EFI engines have less chance for fuel issues
We highlight this with every seasonal change. Whether you go from mower to blower or vise versa, Ariens emphasizes the importance of storing the fuel in your tank and fuel system correctly. If that critical step is avoided, fuel can oxidize, turn to a gel-like substance, clog the fuel lines and cause your engine to not start. It’s a common issue that far too many of our users learn the hard way, but it’s an issue that typically only applies to carbureted engines. As discussed above, carburetors mix air and fuel. But that oxygen, though necessary, is what causes fuel to go bad over a relatively short period of time.
EFI systems are different. With the absence of a carburetor, EFI fuel systems are sealed, meaning air doesn’t get into the system. Without air, fuel doesn’t oxidize, and if it doesn’t oxidize, the fuel system doesn’t get clogged. Just be aware that this isn’t a guarantee that fuel in an EFI system can’t go bad, it just means it has much less chance of oxidizing, clogging your fuel lines and costing you time and money in repairs.
EFI engines require less maintenance
Any combustion engine, carbureted or EFI, needs regular oil changes. That doesn’t change, but what does change is the amount of time spent preparing your unit for seasonal storage. As highlighted above, fuel in carbureted engines have a greater chance of deteriorating because oxygen gets into the fuel system. Users can help avoid fuel oxidation and clogging from happening in their carbureted engines by adding a quality fuel stabilizer to their fuel tank before storage, but it’s a careful process that takes time.

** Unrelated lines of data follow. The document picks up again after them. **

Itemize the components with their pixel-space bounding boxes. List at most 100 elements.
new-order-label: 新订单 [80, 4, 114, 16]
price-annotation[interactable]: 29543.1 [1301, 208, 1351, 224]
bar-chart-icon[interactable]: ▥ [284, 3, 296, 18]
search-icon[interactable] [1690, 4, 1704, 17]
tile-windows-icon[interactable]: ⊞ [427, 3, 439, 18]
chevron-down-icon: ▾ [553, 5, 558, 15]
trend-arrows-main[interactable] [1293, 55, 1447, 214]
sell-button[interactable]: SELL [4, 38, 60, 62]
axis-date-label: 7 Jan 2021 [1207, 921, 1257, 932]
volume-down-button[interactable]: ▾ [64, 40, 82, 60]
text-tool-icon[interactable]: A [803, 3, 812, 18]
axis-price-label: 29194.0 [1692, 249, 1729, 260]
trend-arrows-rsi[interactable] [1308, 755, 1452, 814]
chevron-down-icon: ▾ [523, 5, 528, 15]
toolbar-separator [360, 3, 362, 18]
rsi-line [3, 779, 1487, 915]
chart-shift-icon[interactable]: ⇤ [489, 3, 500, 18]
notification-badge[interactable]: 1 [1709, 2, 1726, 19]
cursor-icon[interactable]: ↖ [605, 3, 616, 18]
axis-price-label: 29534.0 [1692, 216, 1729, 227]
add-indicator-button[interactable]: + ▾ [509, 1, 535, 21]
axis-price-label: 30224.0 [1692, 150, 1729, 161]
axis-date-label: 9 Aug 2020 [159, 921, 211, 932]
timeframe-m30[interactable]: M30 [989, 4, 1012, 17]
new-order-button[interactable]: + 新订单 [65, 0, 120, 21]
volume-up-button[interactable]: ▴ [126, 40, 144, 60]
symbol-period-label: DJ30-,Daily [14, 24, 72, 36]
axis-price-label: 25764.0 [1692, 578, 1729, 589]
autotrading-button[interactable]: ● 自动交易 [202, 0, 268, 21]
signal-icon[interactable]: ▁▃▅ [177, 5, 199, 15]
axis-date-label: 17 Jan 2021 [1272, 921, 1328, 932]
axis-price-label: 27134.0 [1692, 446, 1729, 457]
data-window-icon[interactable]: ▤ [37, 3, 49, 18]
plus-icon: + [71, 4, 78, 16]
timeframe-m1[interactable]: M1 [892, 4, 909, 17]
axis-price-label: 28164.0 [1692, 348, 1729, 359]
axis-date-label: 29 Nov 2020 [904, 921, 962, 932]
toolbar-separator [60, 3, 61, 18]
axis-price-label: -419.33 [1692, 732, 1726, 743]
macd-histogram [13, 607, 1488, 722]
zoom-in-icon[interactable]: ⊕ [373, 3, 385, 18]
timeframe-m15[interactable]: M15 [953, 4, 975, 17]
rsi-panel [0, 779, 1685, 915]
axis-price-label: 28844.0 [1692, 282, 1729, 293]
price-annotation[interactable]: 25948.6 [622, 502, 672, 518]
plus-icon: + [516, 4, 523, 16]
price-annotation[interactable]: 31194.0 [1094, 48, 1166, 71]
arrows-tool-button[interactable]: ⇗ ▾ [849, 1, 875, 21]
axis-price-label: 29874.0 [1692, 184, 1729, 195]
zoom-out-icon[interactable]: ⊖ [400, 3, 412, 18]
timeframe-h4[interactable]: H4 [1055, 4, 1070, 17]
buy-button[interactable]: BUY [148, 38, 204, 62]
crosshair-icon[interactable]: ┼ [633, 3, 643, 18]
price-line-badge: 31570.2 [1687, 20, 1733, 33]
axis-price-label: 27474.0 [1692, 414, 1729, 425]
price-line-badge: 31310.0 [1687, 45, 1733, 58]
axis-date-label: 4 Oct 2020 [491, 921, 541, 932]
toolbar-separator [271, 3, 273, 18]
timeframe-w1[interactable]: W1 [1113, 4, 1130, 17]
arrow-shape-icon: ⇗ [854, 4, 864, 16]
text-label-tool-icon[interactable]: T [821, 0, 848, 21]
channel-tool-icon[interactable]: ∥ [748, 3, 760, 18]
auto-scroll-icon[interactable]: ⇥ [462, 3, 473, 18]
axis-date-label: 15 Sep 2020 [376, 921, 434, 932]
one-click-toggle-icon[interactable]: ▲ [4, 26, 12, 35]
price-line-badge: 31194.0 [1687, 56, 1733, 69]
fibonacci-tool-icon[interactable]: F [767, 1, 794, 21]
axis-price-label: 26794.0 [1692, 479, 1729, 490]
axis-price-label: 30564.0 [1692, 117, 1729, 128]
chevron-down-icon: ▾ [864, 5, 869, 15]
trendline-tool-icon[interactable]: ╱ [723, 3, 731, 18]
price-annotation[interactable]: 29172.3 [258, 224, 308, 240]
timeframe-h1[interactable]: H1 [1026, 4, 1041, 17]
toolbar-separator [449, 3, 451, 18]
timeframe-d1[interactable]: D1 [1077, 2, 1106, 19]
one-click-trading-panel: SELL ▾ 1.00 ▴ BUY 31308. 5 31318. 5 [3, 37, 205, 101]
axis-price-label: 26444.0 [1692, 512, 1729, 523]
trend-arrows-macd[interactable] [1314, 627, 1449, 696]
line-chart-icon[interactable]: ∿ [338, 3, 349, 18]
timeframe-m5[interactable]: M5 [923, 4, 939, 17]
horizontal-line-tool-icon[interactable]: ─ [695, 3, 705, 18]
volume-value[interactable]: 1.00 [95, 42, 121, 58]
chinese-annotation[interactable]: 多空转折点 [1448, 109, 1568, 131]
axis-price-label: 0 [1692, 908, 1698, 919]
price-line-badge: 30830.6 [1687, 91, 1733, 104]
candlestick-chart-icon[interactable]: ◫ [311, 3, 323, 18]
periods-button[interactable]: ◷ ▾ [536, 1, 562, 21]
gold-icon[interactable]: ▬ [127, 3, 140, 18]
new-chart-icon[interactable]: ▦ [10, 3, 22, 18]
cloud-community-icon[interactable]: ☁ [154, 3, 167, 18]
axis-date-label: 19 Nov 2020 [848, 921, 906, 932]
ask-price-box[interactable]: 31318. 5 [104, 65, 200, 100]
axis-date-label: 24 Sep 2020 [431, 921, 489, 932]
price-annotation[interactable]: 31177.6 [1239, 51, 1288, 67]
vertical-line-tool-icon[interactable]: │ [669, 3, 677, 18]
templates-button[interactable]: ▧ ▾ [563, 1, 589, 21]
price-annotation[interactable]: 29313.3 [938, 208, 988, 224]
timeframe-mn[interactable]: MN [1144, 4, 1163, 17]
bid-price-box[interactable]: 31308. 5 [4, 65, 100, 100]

With EFI engines, there’s no need to take these precautions because EFI engines have sealed fuel systems. Air doesn’t get in, and if air doesn’t get in, fuel can’t oxidize and clog. Again, just remember that it’s not guaranteed. It is, however, much less likely to occur, and that cuts down on the times you take your engine in for service to resolve those fuel clogs that have greater chances of happening in carbureted engines.